At the start athletes line up on top of a green grassy rise that slopes down to a crystal river shimmering in the early morning sunrise. Conditions are perfect. People are ready to go, canoes lining the river.

Not many spectators here. Just a few family and race volunteers who followed the athlete buses out to the course. Until today, the location of the start remained secret.

A race volunteer fumbles with the portable P.A. system and an iPod, trying to que up the National Anthem as athletes fidget with bulging anticipation to just get this race going. The scratchy speakers thump and hum, but no anthem. The darn thing isn’t working.

One voice, booming with authority, in the center of the line of athletes and toward the back, where a team leader would position himself to oversee his team and steer the canoe, that one voice rises up.

“Ohh, say can you see…?”

And all other voices are joined in by the end of the next line.

“Through the dawn’s early light, what so proudly we hailed, at the twilight’s last gleaming?”

Nearly every person in the race, every team, every member, every volunteer joins in the singing of our National Anthem. Some don’t exactly know the words, they may be young and never learned them, or they may be my age and it’s been a long time since 5th grade, but they fumble through it the way they heard it at a baseball game or on TV or at their kid’s hockey tournament. It sounds pretty good, and it unites the people who, for the next thirty hours will do battle with rough terrain and long distances all the way to the finish.

But the man who started this triumphant chorus will never see that finish line. He will die on the course a few hours from now of natural causes. He was a father, husband, son, Army Ranger, combat veteran and fine man. The people who were with him just before a serious heart problem took him said his last remarks were something like, “It is just so beautiful out here.”

And it was.

One man rose the chorus of our national anthem that race morning. He understood the meaning of that anthem. He knew that to deny our anthem, or our flag, is to deny the things we hold dearest: freedom of speech, liberty, courage. The man who began singing the anthem protected the protester, preserved freedom of speech and expression, risked his life in battle for those ideals and educated himself about the depth and value of their meaning.

He knew what our anthem truly means. It was the last song he ever sang.

I can still clearly hear that last line;

“For the land of the free! And the home… of the… brave!”

Our National Anthem unites us in the principles we hold dearest, it does not divide us along the gritty arguments that punctuate democracy. We argue and protest and disagree and debate because of the ideals celebrated in our anthem.

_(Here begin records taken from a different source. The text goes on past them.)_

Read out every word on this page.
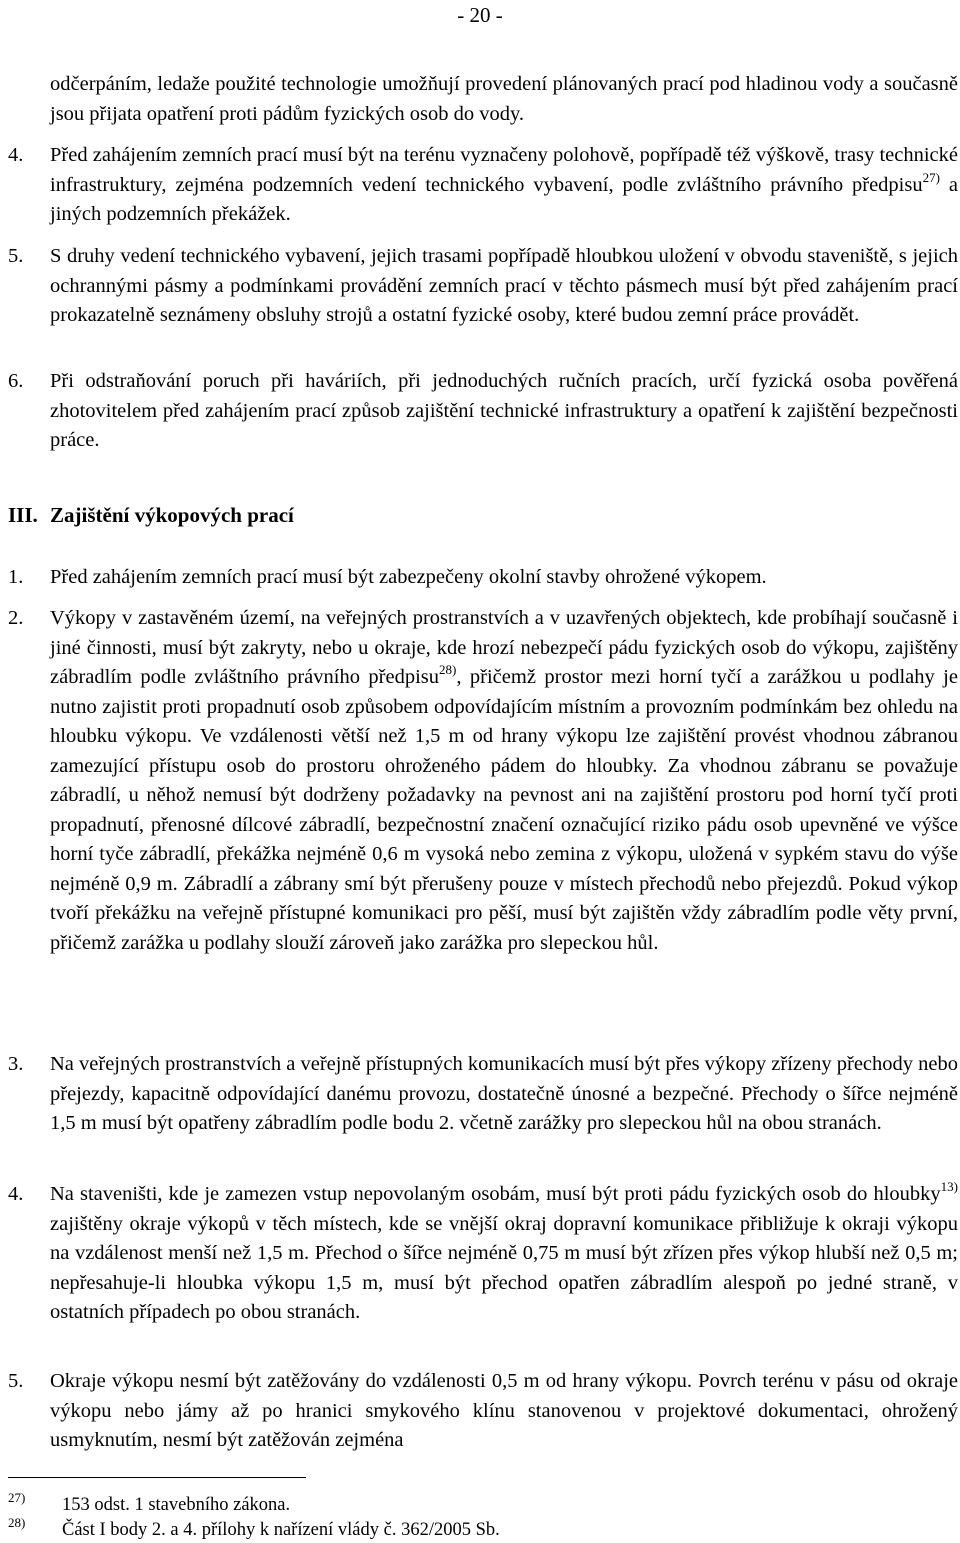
- 20 -

odčerpáním, ledaže použité technologie umožňují provedení plánovaných prací pod hladinou vody a současně jsou přijata opatření proti pádům fyzických osob do vody.

4. Před zahájením zemních prací musí být na terénu vyznačeny polohově, popřípadě též výškově, trasy technické infrastruktury, zejména podzemních vedení technického vybavení, podle zvláštního právního předpisu$^{27)}$ a jiných podzemních překážek.

5. S druhy vedení technického vybavení, jejich trasami popřípadě hloubkou uložení v obvodu staveniště, s jejich ochrannými pásmy a podmínkami provádění zemních prací v těchto pásmech musí být před zahájením prací prokazatelně seznámeny obsluhy strojů a ostatní fyzické osoby, které budou zemní práce provádět.

6. Při odstraňování poruch při haváriích, při jednoduchých ručních pracích, určí fyzická osoba pověřená zhotovitelem před zahájením prací způsob zajištění technické infrastruktury a opatření k zajištění bezpečnosti práce.

III. Zajištění výkopových prací

1. Před zahájením zemních prací musí být zabezpečeny okolní stavby ohrožené výkopem.

2. Výkopy v zastavěném území, na veřejných prostranstvích a v uzavřených objektech, kde probíhají současně i jiné činnosti, musí být zakryty, nebo u okraje, kde hrozí nebezpečí pádu fyzických osob do výkopu, zajištěny zábradlím podle zvláštního právního předpisu$^{28)}$, přičemž prostor mezi horní tyčí a zarážkou u podlahy je nutno zajistit proti propadnutí osob způsobem odpovídajícím místním a provozním podmínkám bez ohledu na hloubku výkopu. Ve vzdálenosti větší než 1,5 m od hrany výkopu lze zajištění provést vhodnou zábranou zamezující přístupu osob do prostoru ohroženého pádem do hloubky. Za vhodnou zábranu se považuje zábradlí, u něhož nemusí být dodrženy požadavky na pevnost ani na zajištění prostoru pod horní tyčí proti propadnutí, přenosné dílcové zábradlí, bezpečnostní značení označující riziko pádu osob upevněné ve výšce horní tyče zábradlí, překážka nejméně 0,6 m vysoká nebo zemina z výkopu, uložená v sypkém stavu do výše nejméně 0,9 m. Zábradlí a zábrany smí být přerušeny pouze v místech přechodů nebo přejezdů. Pokud výkop tvoří překážku na veřejně přístupné komunikaci pro pěší, musí být zajištěn vždy zábradlím podle věty první, přičemž zarážka u podlahy slouží zároveň jako zarážka pro slepeckou hůl.

3. Na veřejných prostranstvích a veřejně přístupných komunikacích musí být přes výkopy zřízeny přechody nebo přejezdy, kapacitně odpovídající danému provozu, dostatečně únosné a bezpečné. Přechody o šířce nejméně 1,5 m musí být opatřeny zábradlím podle bodu 2. včetně zarážky pro slepeckou hůl na obou stranách.

4. Na staveništi, kde je zamezen vstup nepovolaným osobám, musí být proti pádu fyzických osob do hloubky$^{13)}$ zajištěny okraje výkopů v těch místech, kde se vnější okraj dopravní komunikace přibližuje k okraji výkopu na vzdálenost menší než 1,5 m. Přechod o šířce nejméně 0,75 m musí být zřízen přes výkop hlubší než 0,5 m; nepřesahuje-li hloubka výkopu 1,5 m, musí být přechod opatřen zábradlím alespoň po jedné straně, v ostatních případech po obou stranách.

5. Okraje výkopu nesmí být zatěžovány do vzdálenosti 0,5 m od hrany výkopu. Povrch terénu v pásu od okraje výkopu nebo jámy až po hranici smykového klínu stanovenou v projektové dokumentaci, ohrožený usmyknutím, nesmí být zatěžován zejména

27)	153 odst. 1 stavebního zákona.
28)	Část I body 2. a 4. přílohy k nařízení vlády č. 362/2005 Sb.
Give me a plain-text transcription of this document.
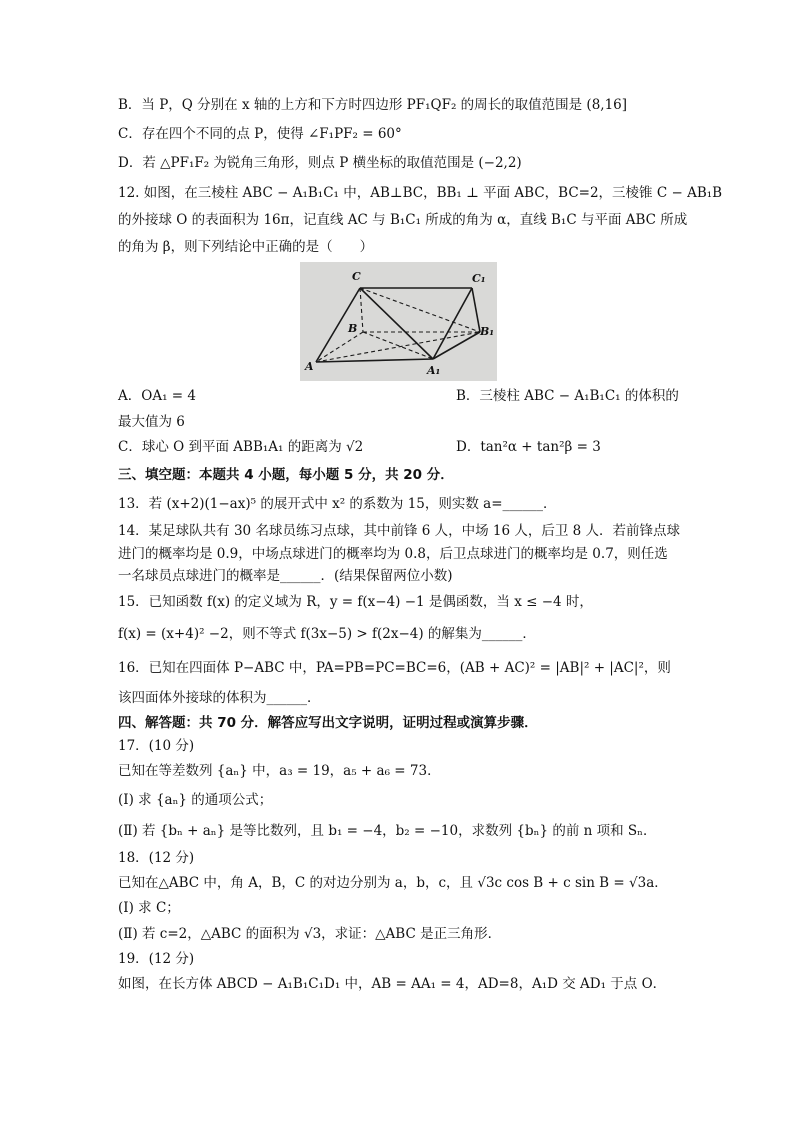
B．当 P，Q 分别在 x 轴的上方和下方时四边形 PF₁QF₂ 的周长的取值范围是 (8,16]
C．存在四个不同的点 P，使得 ∠F₁PF₂ = 60°
D．若 △PF₁F₂ 为锐角三角形，则点 P 横坐标的取值范围是 (−2,2)
12. 如图，在三棱柱 ABC − A₁B₁C₁ 中，AB⊥BC，BB₁ ⊥ 平面 ABC，BC=2，三棱锥 C − AB₁B
的外接球 O 的表面积为 16π，记直线 AC 与 B₁C₁ 所成的角为 α，直线 B₁C 与平面 ABC 所成
的角为 β，则下列结论中正确的是（　　）
C	C₁
B	B₁
A	A₁
A．OA₁ = 4	B．三棱柱 ABC − A₁B₁C₁ 的体积的
最大值为 6
C．球心 O 到平面 ABB₁A₁ 的距离为 √2	D．tan²α + tan²β = 3
三、填空题：本题共 4 小题，每小题 5 分，共 20 分．
13．若 (x+2)(1−ax)⁵ 的展开式中 x² 的系数为 15，则实数 a=______．
14．某足球队共有 30 名球员练习点球，其中前锋 6 人，中场 16 人，后卫 8 人．若前锋点球
进门的概率均是 0.9，中场点球进门的概率均为 0.8，后卫点球进门的概率均是 0.7，则任选
一名球员点球进门的概率是______．(结果保留两位小数)
15．已知函数 f(x) 的定义域为 R，y = f(x−4) −1 是偶函数，当 x ≤ −4 时，
f(x) = (x+4)² −2，则不等式 f(3x−5) > f(2x−4) 的解集为______．
16．已知在四面体 P−ABC 中，PA=PB=PC=BC=6，(AB + AC)² = |AB|² + |AC|²，则
该四面体外接球的体积为______．
四、解答题：共 70 分．解答应写出文字说明，证明过程或演算步骤．
17．(10 分)
已知在等差数列 {aₙ} 中，a₃ = 19，a₅ + a₆ = 73．
(Ⅰ) 求 {aₙ} 的通项公式；
(Ⅱ) 若 {bₙ + aₙ} 是等比数列，且 b₁ = −4，b₂ = −10，求数列 {bₙ} 的前 n 项和 Sₙ．
18．(12 分)
已知在△ABC 中，角 A，B，C 的对边分别为 a，b，c，且 √3c cos B + c sin B = √3a．
(Ⅰ) 求 C；
(Ⅱ) 若 c=2，△ABC 的面积为 √3，求证：△ABC 是正三角形．
19．(12 分)
如图，在长方体 ABCD − A₁B₁C₁D₁ 中，AB = AA₁ = 4，AD=8，A₁D 交 AD₁ 于点 O．
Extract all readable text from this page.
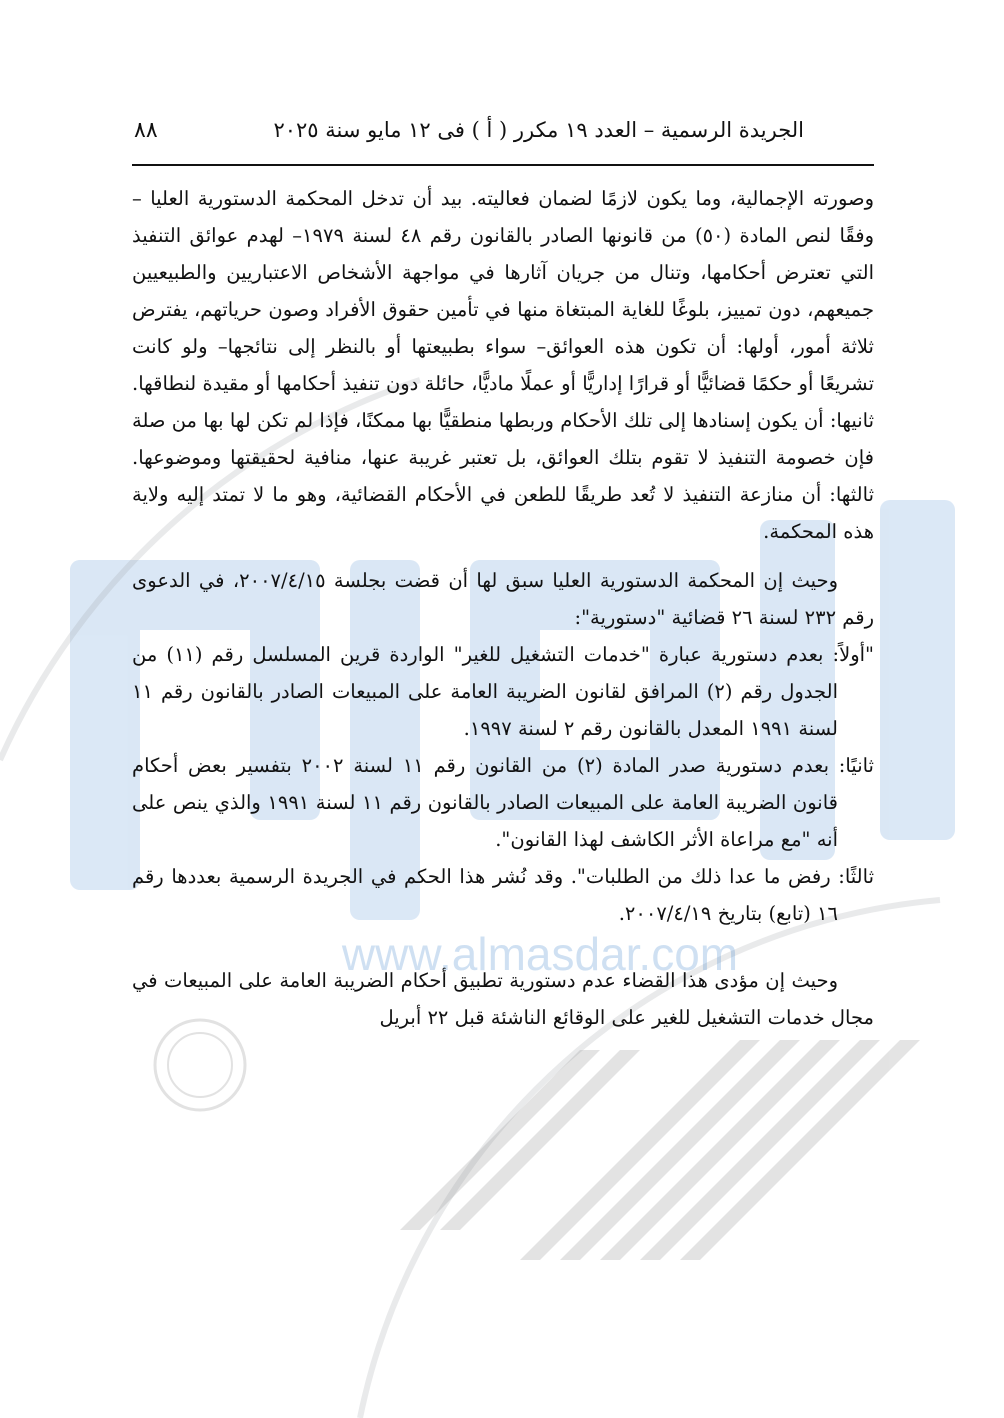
www.almasdar.com
الجريدة الرسمية – العدد ١٩ مكرر ( أ ) فى ١٢ مايو سنة ٢٠٢٥
٨٨

وصورته الإجمالية، وما يكون لازمًا لضمان فعاليته. بيد أن تدخل المحكمة الدستورية العليا –وفقًا لنص المادة (٥٠) من قانونها الصادر بالقانون رقم ٤٨ لسنة ١٩٧٩– لهدم عوائق التنفيذ التي تعترض أحكامها، وتنال من جريان آثارها في مواجهة الأشخاص الاعتباريين والطبيعيين جميعهم، دون تمييز، بلوغًا للغاية المبتغاة منها في تأمين حقوق الأفراد وصون حرياتهم، يفترض ثلاثة أمور، أولها: أن تكون هذه العوائق– سواء بطبيعتها أو بالنظر إلى نتائجها– ولو كانت تشريعًا أو حكمًا قضائيًّا أو قرارًا إداريًّا أو عملًا ماديًّا، حائلة دون تنفيذ أحكامها أو مقيدة لنطاقها. ثانيها: أن يكون إسنادها إلى تلك الأحكام وربطها منطقيًّا بها ممكنًا، فإذا لم تكن لها بها من صلة فإن خصومة التنفيذ لا تقوم بتلك العوائق، بل تعتبر غريبة عنها، منافية لحقيقتها وموضوعها. ثالثها: أن منازعة التنفيذ لا تُعد طريقًا للطعن في الأحكام القضائية، وهو ما لا تمتد إليه ولاية هذه المحكمة.

وحيث إن المحكمة الدستورية العليا سبق لها أن قضت بجلسة ٢٠٠٧/٤/١٥، في الدعوى رقم ٢٣٢ لسنة ٢٦ قضائية "دستورية":

"أولاً: بعدم دستورية عبارة "خدمات التشغيل للغير" الواردة قرين المسلسل رقم (١١) من الجدول رقم (٢) المرافق لقانون الضريبة العامة على المبيعات الصادر بالقانون رقم ١١ لسنة ١٩٩١ المعدل بالقانون رقم ٢ لسنة ١٩٩٧.

ثانيًا: بعدم دستورية صدر المادة (٢) من القانون رقم ١١ لسنة ٢٠٠٢ بتفسير بعض أحكام قانون الضريبة العامة على المبيعات الصادر بالقانون رقم ١١ لسنة ١٩٩١ والذي ينص على أنه "مع مراعاة الأثر الكاشف لهذا القانون".

ثالثًا: رفض ما عدا ذلك من الطلبات". وقد نُشر هذا الحكم في الجريدة الرسمية بعددها رقم ١٦ (تابع) بتاريخ ٢٠٠٧/٤/١٩.

وحيث إن مؤدى هذا القضاء عدم دستورية تطبيق أحكام الضريبة العامة على المبيعات في مجال خدمات التشغيل للغير على الوقائع الناشئة قبل ٢٢ أبريل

So, if you are a dissenter, a protester, a contrarian, then sing your anthem louder still. The country it celebrates guarantees your right to voice your opinion. The bombs bursting in air did so to protect your opinion and liberate your will. They will undoubtedly do so again as history’s tragic precedent teaches us.

To not sing our anthem is to cower and live in shadow and ignorance. It is not understanding what those verses stand for. Not standing or singing during the National Anthem is not a protest, it is a misunderstanding of the significance of that song that espouses our basic principles of liberty and free speech.

Not standing does not celebrate our freedom to protest. It only acknowledges our growing vulnerability to ignorance.

 

 

By Tom Demerly.

Lt. Col. Eric Schultz, USAF. 1973-2017.

During the last 72 hours, I’ve written three articles read around the world about the death of U.S. Air Force Lt. Col. Eric Schultz. They talk about his career, and they guess at his mission at the time of his death.

But they say nothing about the man himself, Lt. Col. Eric Schultz.

During my research one photo continued to come up. The photo you see here of Lt. Col. Eric Schultz, USAF. It is on hundreds of articles written about him around the world in many languages. He is seated in the cockpit of a U.S. Air Force F-35A Lightning II, the Air Force’s newest, most advanced aircraft. I’ve seen that photo a lot over the last few days, but tonight was the first opportunity I had to spend some time looking at it carefully.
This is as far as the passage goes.